I noted some time ago that in designing the American Recovery and Reinvestment Act the Obama administration essentially chose to get as much bang-for-their-buck as possible in terms of GDP rather than trying to maximize employment. Alex MacGillis had a good piece over the weekend in the Washington Post that started with the idea of a WPA-style direct employment program and eventually gets into the larger philosophical dispute complete with Lawrence Summers explicitly endorsing the output-over-employment approach:
“I think we got the Recovery Act right,” Larry Summers, the president’s chief economic adviser, said in an interview. “The primary objective of our policy is having more work done, more product produced and more people earning more income. It may be desirable to have a given amount of work shared among more people. But that’s not as desirable as expanding the total amount of work.”

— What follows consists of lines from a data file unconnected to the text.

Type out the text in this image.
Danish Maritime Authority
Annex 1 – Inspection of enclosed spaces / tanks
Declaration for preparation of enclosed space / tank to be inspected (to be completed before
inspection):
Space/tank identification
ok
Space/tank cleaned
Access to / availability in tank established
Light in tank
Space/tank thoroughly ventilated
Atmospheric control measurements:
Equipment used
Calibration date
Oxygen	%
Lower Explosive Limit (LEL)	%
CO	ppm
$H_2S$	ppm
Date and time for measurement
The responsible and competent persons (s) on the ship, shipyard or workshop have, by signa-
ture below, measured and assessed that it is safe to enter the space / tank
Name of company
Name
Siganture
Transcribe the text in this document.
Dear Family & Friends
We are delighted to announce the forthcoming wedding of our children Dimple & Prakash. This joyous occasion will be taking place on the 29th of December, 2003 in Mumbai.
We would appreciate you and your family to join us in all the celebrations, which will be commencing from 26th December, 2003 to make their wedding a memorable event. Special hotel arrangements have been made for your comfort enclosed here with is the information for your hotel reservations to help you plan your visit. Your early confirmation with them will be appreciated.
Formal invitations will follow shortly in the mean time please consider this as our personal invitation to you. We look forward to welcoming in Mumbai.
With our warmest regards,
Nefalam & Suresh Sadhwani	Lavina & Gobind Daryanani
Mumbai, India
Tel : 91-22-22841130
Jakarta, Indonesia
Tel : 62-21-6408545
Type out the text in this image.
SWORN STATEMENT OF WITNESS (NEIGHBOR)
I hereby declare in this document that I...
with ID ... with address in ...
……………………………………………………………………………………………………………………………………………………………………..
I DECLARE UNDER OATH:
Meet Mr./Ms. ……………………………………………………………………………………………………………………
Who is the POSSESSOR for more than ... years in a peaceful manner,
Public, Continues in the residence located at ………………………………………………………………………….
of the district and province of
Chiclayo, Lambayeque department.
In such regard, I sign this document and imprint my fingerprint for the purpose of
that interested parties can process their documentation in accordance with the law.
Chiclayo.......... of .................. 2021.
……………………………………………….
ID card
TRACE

On reflections, I think there are tons of practical problems with anything other than a very limited effort to do something WPAish. But there are alternative ways of doing employment targeting. Ryan Avent points out that European governments, operating in a political context with more of a tradition of active labor market policies, have done more to directly support employment. The Economist did an interesting overview of this action and offers a chart to show it’s largely working:
The question is whether these kind of measures retard needed restructuring in a way that will ultimately create a drag on European economies as we move toward recovery. In a relatively brief or shallow recession, I think Summers would definitely be on the right side of this argument. In a longer recession, though, there’s a case to be made that the loss of job skills and labor market attachment that’s involved in a period of prolonged unemployment will create a bigger drag effect than anything that might be involved in delayed restructuring.